AS AGRICULTURE ministers from across Europe meet this weekend to hammer out fundamental changes to the EU's Common Agricultural Policy, Farming Reporter Justin Hawkins, argues that winning the hearts and minds of the British public could ultimately decide whether the reforms make or break the industry.

THE recent launch of the nationwide Image of Agriculture campaign comes at a time when the industry stands on the brink of tumultuous change. The campaign's success in changing public attitudes towards farmers and farming could be an important factor in deciding whether or not the coming change is for the better of for the worse.

Groups and organisations across the industry, from the NFU and the Tenant Farmers Association to the Association of British Foods and the Agricultural Engineers Association have got together to try to improve the image of agriculture and restore the connection between the food-buying, countryside-loving public and the food-producing, countryside-keeping farmers

A recent survey of 1,000 adults revealed the depth of public ignorance about British farming. It showed that the vast majority were wildly wrong, not only about the key ingredients of everyday foods, but also about what crops are grown in this country. It also showed that the population have little or no contact with the land for instance, 31 per cent of people asked believed that only around a third of Britain's land area is farmed when in fact farmers manage around 75 per cent of the land. It also showed that far fewer people had a relative working the land than was the case a generation ago.

To tackle the problem, the Image of Agriculture campaign must over turn half a century of social change.

After the food shortages during and after the Second World War, the British Government, like others in war-ravaged Europe, decided food production must be modernised. From the establishment of the European Coal and Steel Community, forged to prevent another European war, the EC eventually grew. From that the now notorious Common Agricultural Policy was born, within its subsidies for producing vast quantities of food whether or not there was anyone to eat it.

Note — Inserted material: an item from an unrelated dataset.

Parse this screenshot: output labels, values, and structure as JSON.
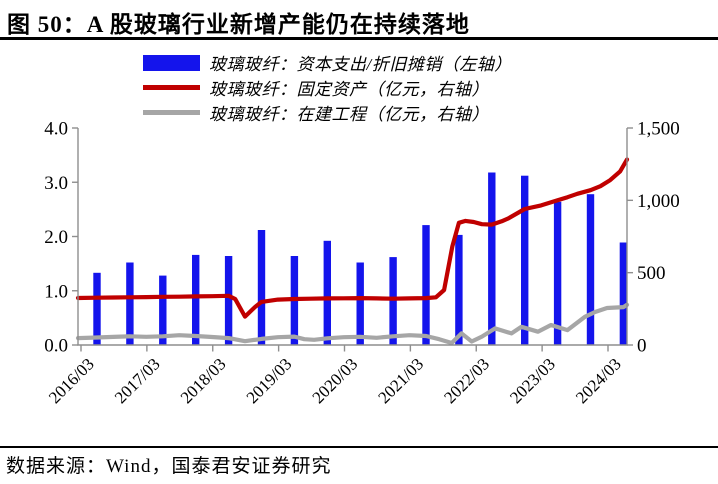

In answering those calls - and collecting the incentives - for more food farmers intensified production and a whole system of state guaranteed markets and production-based subsidies soon had them hooked.

In the meantime, public sensibilities have changed, particularly in Britain. Nowadays, with food plentiful and relatively cheap, the results of that intensification of agriculture seem unacceptable to a public increasingly concerned about animal welfare and environmental issues.

The Agriculture Ministers of Europe gather in Cyprus this weekend to discuss breaking the link between production and subsidy. It is a change which must come, but one that will have to be carefully managed. Having created the industry's addiction,

it is beholden to the EU and UK governments in years to come, not to

simply kick away the crutch that has been created. Doing that would be devastating, not only for farming families, but also for the wider rural economy and community and for the countryside.

DEFRA unveiled a new three-year strategy earlier this month in which "sustainability will underwrite everything the department does". For agriculture this apparently means "promoting a sustainable farming and food industry, focused on the market, efficient and making better use of natural resources and reducing the environmental cost of the food chain."

Most farmers would agree that was a laudable aim, but many doubt that the ministry has the will or the wherewithal to bring it about.

If farming is to have a "sustainable" future "focused on the market", DEFRA will have to perform better in the future than it has done in the past. But the public will also have to learn the value of British farming, not only for its food, which is farmed to the highest standards in the world, but also for its stewardship of the environment.

The NFU and its partners in the Image of Agriculture campaign have a mountain to climb if they are to sweep away a generation-old idea that farmers are fat cats who abuse the environment, mistreat their animals and oppose public access to the countryside in the pursuit of wealth at the expense of the taxpayer.

The campaign to do so is crucial, though, because for farming to have a genuinely sustainable future, farmers and the Government will have to learn to work together in good faith, and the public will have to believe that British farming is the kind of agriculture they want.